Open source software and start-ups
Open source software has been instrumental in the growth of many tech companies in Silicon Valley and around the world. The free and open source software enable start-ups to create something innovative at a very low cost, then give it away for free to see how customers like it. In this fashion, they can be very responsive in addressing the feedback from the market and create truly innovative products and services. Google and Facebook are great examples of tech companies that build their empire on open source software.
The early, popular open source software projects are licensed under a so-called “copyleft” licence, a play on the word copyright. If one makes use of copyleft software, one must also give away the source code of the derived work and licence it under copyleft as well. The intention of copyleft licence is to create a domino effect to ensure that all software be open source. Examples of copyleft software include the Linux operating system, and the popular MySQL database server.

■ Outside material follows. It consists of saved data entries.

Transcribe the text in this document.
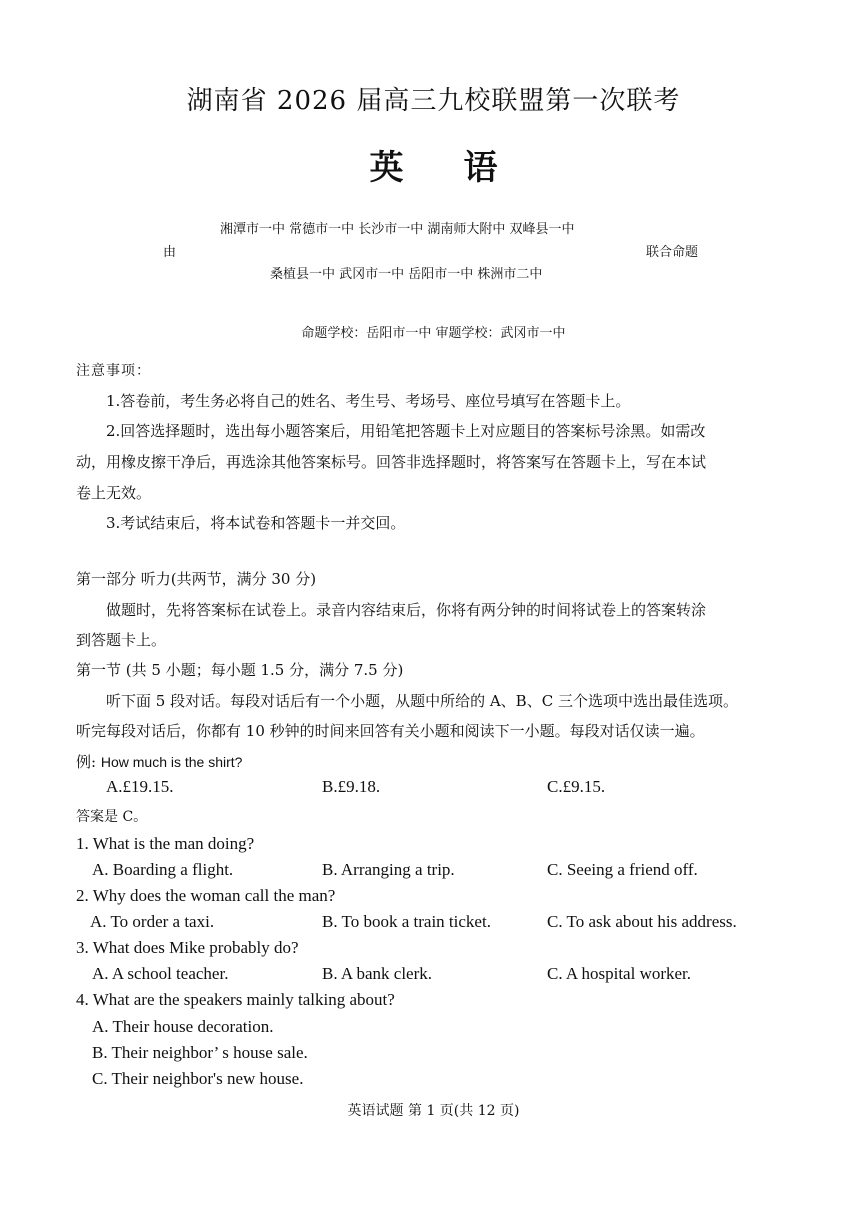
湖南省 2026 届高三九校联盟第一次联考
英语
湘潭市一中 常德市一中 长沙市一中 湖南师大附中 双峰县一中
由	联合命题
桑植县一中 武冈市一中 岳阳市一中 株洲市二中
命题学校：岳阳市一中 审题学校：武冈市一中
注意事项：
1.答卷前，考生务必将自己的姓名、考生号、考场号、座位号填写在答题卡上。
2.回答选择题时，选出每小题答案后，用铅笔把答题卡上对应题目的答案标号涂黑。如需改
动，用橡皮擦干净后，再选涂其他答案标号。回答非选择题时，将答案写在答题卡上，写在本试
卷上无效。
3.考试结束后，将本试卷和答题卡一并交回。
第一部分 听力(共两节，满分 30 分)
做题时，先将答案标在试卷上。录音内容结束后，你将有两分钟的时间将试卷上的答案转涂
到答题卡上。
第一节 (共 5 小题；每小题 1.5 分，满分 7.5 分)
听下面 5 段对话。每段对话后有一个小题，从题中所给的 A、B、C 三个选项中选出最佳选项。
听完每段对话后，你都有 10 秒钟的时间来回答有关小题和阅读下一小题。每段对话仅读一遍。
例: How much is the shirt?
A.£19.15.	B.£9.18.	C.£9.15.
答案是 C。
1. What is the man doing?
A. Boarding a flight.	B. Arranging a trip.	C. Seeing a friend off.
2. Why does the woman call the man?
A. To order a taxi.	B. To book a train ticket.	C. To ask about his address.
3. What does Mike probably do?
A. A school teacher.	B. A bank clerk.	C. A hospital worker.
4. What are the speakers mainly talking about?
A. Their house decoration.
B. Their neighbor’ s house sale.
C. Their neighbor's new house.
英语试题 第 1 页(共 12 页)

Software under a permissive licence is not so strict in enforcing the derived work to be open source.
Other open source software projects are offered under “permissive” licences. Software under a permissive licence is not so strict in enforcing the derived work to be open source. In other words, one can use software with a permissive licence to build something without having to give away the source code of the resulting software. Not surprisingly, software under a permissive licence becomes more and more popular nowadays due to its flexible usage condition. Examples of software under a permissive licence include Apache web server, FreeSWITCH telephony server.
Many softwares that are in everyday use of consumers are also powered by open source software. Popular browsers like Chrome and Safari are powered by WebKit, an open source Web rendering engine that was first released as an open source project by Apple, then joined by Google and Adobe, among others.

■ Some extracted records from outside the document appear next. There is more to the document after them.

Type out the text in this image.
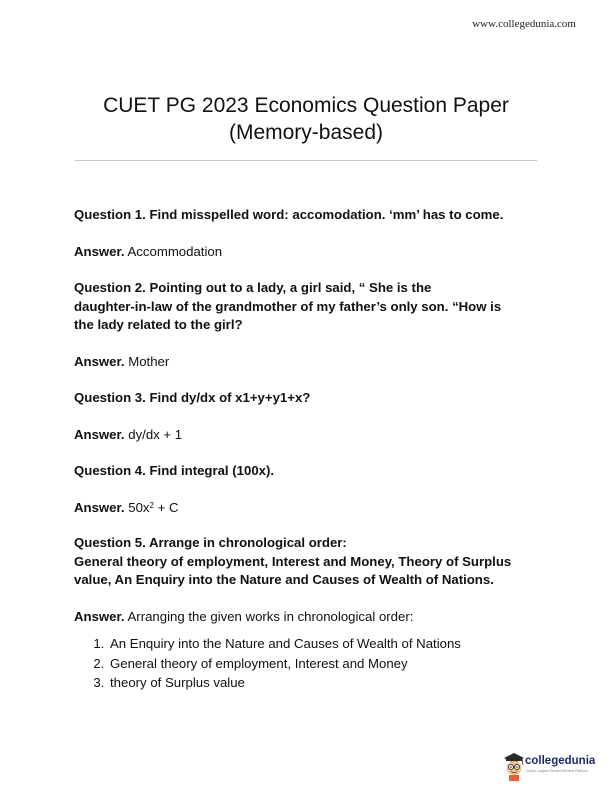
www.collegedunia.com
CUET PG 2023 Economics Question Paper
(Memory-based)

Question 1. Find misspelled word: accomodation. ‘mm’ has to come.

Answer. Accommodation

Question 2. Pointing out to a lady, a girl said, “ She is the

daughter-in-law of the grandmother of my father’s only son. “How is

the lady related to the girl?

Answer. Mother

Question 3. Find dy/dx of x1+y+y1+x?

Answer. dy/dx + 1

Question 4. Find integral (100x).

Answer. $50x^2 + C$

Question 5. Arrange in chronological order:

General theory of employment, Interest and Money, Theory of Surplus

value, An Enquiry into the Nature and Causes of Wealth of Nations.

Answer. Arranging the given works in chronological order:

1. An Enquiry into the Nature and Causes of Wealth of Nations
2. General theory of employment, Interest and Money
3. theory of Surplus value
collegedunia
India's Largest Student Review Platform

In Thailand, open source is not much in widespread use among either enterprises or start-ups. In corporate IT, few enterprises go beyond OpenOffice, an open source office suite that aims to replace the proprietary Office suite applications. In start-ups, the situation is not that much different. Most of the start-ups that I came into contact with build their services using proprietary software stacks as opposed to open source ones.
Should we be worried? After all, Thailand seems to have many successful and talented start-ups that have won many awards and even funding. Is it possible that we don’t need to use open source software to succeed as a start-up?
I strongly believe that to build truly world-class tech companies like Google and Facebook, we need to have a flexible building block as a base. We might be able to create fancy websites and mobile services with bells and whistles using proprietary technology. But to create innovative breakthrough services, open source software gives us more flexibility and freedom to convert our imagination into reality.
I believe that successful Thai start-ups will become even more successful if they know how to leverage the power of open source software.